The Standing Heel-Rise Test: Relation to Chronic Venous Disorders and Balance, Gait, and Walk Time in Injection Drug Users
- Wed, 9/24/08 - 11:09am
- 0 Comments
- 6436 reads
Index: Ostomy Wound Manage. 2008;54(9):18-32.
Mobility impairment is an unintentional and largely unrecognized consequence of injection drug use (IDU). This impaired mobility in combination with other potential pathologic changes to the veins, muscles, and joints of the lower legs from IDU may lead to the development of chronic venous disorders (CVD). Chronic venous disorders of the lower extremities may cause swelling, varicose veins, skin damage, refractory ulcers, and pain1 — progressive and debilitating sequelae. Injection drug users with CVD often complain of mobility problems such as difficulty with walking, stair climbing, and working.2,3 Previous research4 found evidence of CVD in 87% of persons in a methadone maintenance treatment program; by contrast, additional research found CVD affects 7% to 9% of the general population and occurs late in life.3,4
The calf muscle pump is a critical component of the conceptual model describing the relationship between CVD and mobility impairments. In addition to its role in a functional venous system, the calf muscle pump is dependent on ankle joint flexion for the compression motion that leads to venous emptying by forcing venous return to the central circulation.5 Changes to the musculoskeletal system of the lower leg can adversely affect the dynamics of the calf muscle pump.

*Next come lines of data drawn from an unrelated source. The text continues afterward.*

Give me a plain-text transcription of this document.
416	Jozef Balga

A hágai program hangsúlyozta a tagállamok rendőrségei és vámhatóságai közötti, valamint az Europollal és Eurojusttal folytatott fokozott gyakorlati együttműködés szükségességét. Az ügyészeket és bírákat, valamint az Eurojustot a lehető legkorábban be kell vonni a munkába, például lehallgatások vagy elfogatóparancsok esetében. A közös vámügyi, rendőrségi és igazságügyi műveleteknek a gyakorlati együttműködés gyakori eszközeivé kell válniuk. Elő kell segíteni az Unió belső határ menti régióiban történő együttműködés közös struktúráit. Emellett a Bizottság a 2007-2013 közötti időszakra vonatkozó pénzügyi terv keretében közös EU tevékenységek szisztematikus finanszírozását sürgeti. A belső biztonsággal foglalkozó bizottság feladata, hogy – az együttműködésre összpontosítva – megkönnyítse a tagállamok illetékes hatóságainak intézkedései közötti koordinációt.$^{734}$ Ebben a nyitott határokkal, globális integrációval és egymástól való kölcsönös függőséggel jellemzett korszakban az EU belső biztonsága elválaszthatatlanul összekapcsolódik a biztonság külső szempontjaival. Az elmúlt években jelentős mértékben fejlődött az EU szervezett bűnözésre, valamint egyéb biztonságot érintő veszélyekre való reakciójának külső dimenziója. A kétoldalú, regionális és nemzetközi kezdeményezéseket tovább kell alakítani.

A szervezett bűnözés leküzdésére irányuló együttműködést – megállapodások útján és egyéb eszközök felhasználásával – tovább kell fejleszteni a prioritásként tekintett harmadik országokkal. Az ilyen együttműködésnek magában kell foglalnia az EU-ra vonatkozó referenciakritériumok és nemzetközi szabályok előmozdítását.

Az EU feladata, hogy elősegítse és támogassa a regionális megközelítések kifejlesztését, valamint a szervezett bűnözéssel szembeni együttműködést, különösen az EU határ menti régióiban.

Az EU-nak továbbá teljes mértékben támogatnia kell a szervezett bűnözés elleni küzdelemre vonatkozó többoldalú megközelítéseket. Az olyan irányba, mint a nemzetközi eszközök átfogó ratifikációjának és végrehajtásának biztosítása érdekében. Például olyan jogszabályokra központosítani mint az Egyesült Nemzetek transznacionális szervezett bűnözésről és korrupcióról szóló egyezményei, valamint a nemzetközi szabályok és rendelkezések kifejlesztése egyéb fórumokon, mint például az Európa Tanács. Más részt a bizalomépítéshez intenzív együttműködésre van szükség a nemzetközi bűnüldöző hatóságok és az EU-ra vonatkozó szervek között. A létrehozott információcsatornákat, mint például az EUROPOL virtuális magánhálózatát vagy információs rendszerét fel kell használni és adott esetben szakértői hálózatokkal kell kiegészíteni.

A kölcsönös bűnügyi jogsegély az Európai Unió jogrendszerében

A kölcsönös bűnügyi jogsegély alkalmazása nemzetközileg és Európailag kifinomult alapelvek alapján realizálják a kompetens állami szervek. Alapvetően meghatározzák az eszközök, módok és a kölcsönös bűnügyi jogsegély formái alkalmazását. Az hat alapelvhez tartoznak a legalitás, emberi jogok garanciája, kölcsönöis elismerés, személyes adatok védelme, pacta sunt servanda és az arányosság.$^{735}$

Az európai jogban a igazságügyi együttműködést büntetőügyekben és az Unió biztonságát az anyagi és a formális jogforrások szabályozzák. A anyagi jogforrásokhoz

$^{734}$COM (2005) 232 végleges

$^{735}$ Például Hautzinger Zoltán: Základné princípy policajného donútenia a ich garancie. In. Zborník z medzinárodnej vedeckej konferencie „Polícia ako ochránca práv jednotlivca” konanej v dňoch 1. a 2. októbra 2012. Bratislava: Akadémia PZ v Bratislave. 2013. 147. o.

The standing heel-rise test (the ability to perform consecutive heel rises) is an easily administered, noninvasive measure of the calf muscle pump’s strength and endurance. As an extension of their previous work,6,7 the
authors examined the heel-rise test as a measure of ankle mobility, test-retest reliability, and validity related to CVD and mobility in persons who injected in different sites. The test assesses the eccentric-concentric muscle action of plantar flexion.8 Ankle plantar flexion strength has an important role in standing balance, walking, and most activities of daily living.9 People with weak plantar flexors may have difficulty walking, running, and jumping and may exhibit fatigue – the inability to maintain the expected force and power output to perform consecutive heel rises.10 The heel-rise test may provide a method to explore potential muscular function and mobility problems in persons who inject drugs. The test has not been examined in persons who injected drugs; thus, this reliability/validity phase is important.
Literature Review
Two studies address the heel-rise test in persons with a history of deep vein thrombosis (DVT) and CVD. Haber et al11 examined test-retest reliability of the heel-rise test on one leg of 40 healthy persons (median age 24 years) and on the unaffected leg of 38 persons (median age 51 years) who were > 1 year post-DVT. The median number of heel lifts for the healthy group was 34 and the intraclass correlation coefficient (ICC) was 0.93 at both 30 minutes and 48 hours. Participants with a history of DVT performed slightly fewer heel rises (median of 27 heel rises) with a test-retest ICC for a minimum of 7 days of 0.88. The authors neither reported statistical testing on the heel-rise difference between the healthy and DVT groups nor gave an explanation for why the unaffected leg was used.
van Uden et al12 examined heel rise and gait in 19 healthy volunteers (M age = 51.4 years) and 15 persons with current or healed venous ulcers (M age = 59.9 years). Participants with venous disease performed significantly fewer heel rises (14.6±7.34) than the healthy controls (23.5±6.54).